Quelle froideur, cette description de Noël de l'enfance! Cependant, une petite lueur un peu plus chaude lorsque tu parles de cet enfant que tu étais et qui s'émerveillait de petites choses, de ces petits trésors d'objets hétéroclites auxquels on confère des tas de fonctions que seuls les yeux d'un gosse sont capables de comprendre!
Joyeuses fêtes :)
Comme le dit KaregWenn, je crois que c'est ce qu'il en reste aujourd'hui qui est tristounet. Je n'avais pas le recul à l'époque. Et surtout, toutes ces menues tristesses, je les vivais individuellement, au milieu de beaucoup de joies, et n'en percevais pas comme aujourd'hui le lien commun, la trame.
C'est toi, Dame k, qui m'as donné l'idée de ce billet. Je suis heureux de savoir que toi aussi, tu avais ta boîte à trésors. Préviens-moi, le jour où tu feras ton billet et nous mettrons nos boîtes côte à côte, en redevenant enfants.
Voilà c'est fait. Service rapide ! Vive les insomnies !
Ça alors, j'ai lu la "boite à trésor" de KarregWenn ce matin et cela m'a fait penser aux cubes avec lesquels je jouais chez ma grand-mère paternelle. Et je te lis ce soir et tu parles de cubes. Pas les mêmes, certes, mais quand même.

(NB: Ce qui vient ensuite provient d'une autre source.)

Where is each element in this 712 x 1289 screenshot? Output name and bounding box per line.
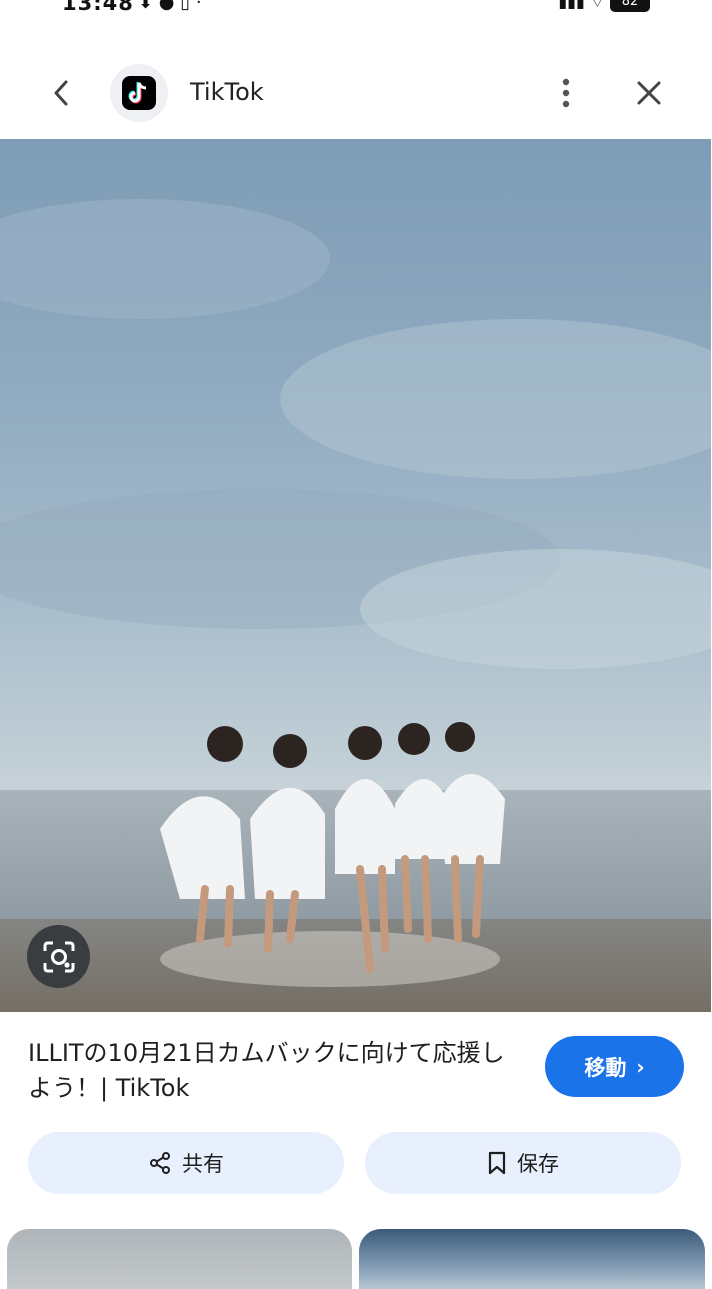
more-options-button[interactable] [546,70,586,116]
bookmark-icon [488,1151,506,1175]
visit-label: 移動 [584,1055,627,1080]
status-bar: 13:48 ⬇ ● ▯ · ▮▮▮ ⌔ 82 [0,0,712,16]
more-vertical-icon [562,78,570,108]
close-button[interactable] [626,70,672,116]
back-button[interactable] [38,70,84,116]
chevron-right-icon: › [636,1054,645,1079]
share-label: 共有 [182,1152,224,1176]
app-name: TikTok [190,78,264,106]
notification-icons: ⬇ ● ▯ · [138,0,202,13]
preview-image[interactable] [0,139,711,1012]
lens-search-button[interactable] [27,925,90,988]
result-title[interactable]: ILLITの10月21日カムバックに向けて応援しよう！| TikTok [28,1036,528,1106]
beach-photo [0,199,711,1012]
share-icon [150,1152,170,1174]
close-icon [637,81,661,105]
related-image-thumbnail[interactable] [7,1229,352,1289]
lens-icon [43,941,74,972]
save-label: 保存 [517,1152,559,1176]
share-button[interactable]: 共有 [28,1132,344,1194]
viewer-header: TikTok [0,48,712,138]
save-button[interactable]: 保存 [365,1132,681,1194]
tiktok-logo [110,64,168,122]
battery-icon: 82 [610,0,650,12]
visit-button[interactable]: 移動 › [545,1036,684,1097]
chevron-left-icon [54,80,68,106]
tiktok-note-icon [128,82,147,104]
status-right-icons: ▮▮▮ ⌔ 82 [558,0,650,12]
signal-icon: ▮▮▮ [558,0,585,11]
related-image-thumbnail[interactable] [359,1229,705,1289]
status-time: 13:48 [62,0,134,15]
wifi-icon: ⌔ [589,0,605,11]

J'ai une majorité de bons souvenirs de mes Noëls d'enfance, mais j'en garde une sorte de vertige qui n'est pas très agréable. Je ne sais pas excatement pourquoi. Je vais y réfléchir...
Cornus: ne remue pas trop, conseil de "vieux", on ne sait jamais ce qui peut en sortir.
Ah, bah... Je crois qu'on a tous plus ou moins atteint une espèce de sérénité, par rapport à ces souvenirs-là, avec le blog. Ca me donne l'dée d'une note, tiens. L'idée, c'est une chose. La conception. Après, faut que ça passe à la maturation. Et puis, à la naissance.
En route pour une gestaton accélérée de cette idée-là.
Ne t'en fais pas grand frère, je n'ai pas bu, ce soir. Enfin, pas encore. Ce doit être un excès d'adrénaline. Allez, faut la laisser sortir.
Et je crois avoir vu qu'elle était sorti maintenant, Lancelot.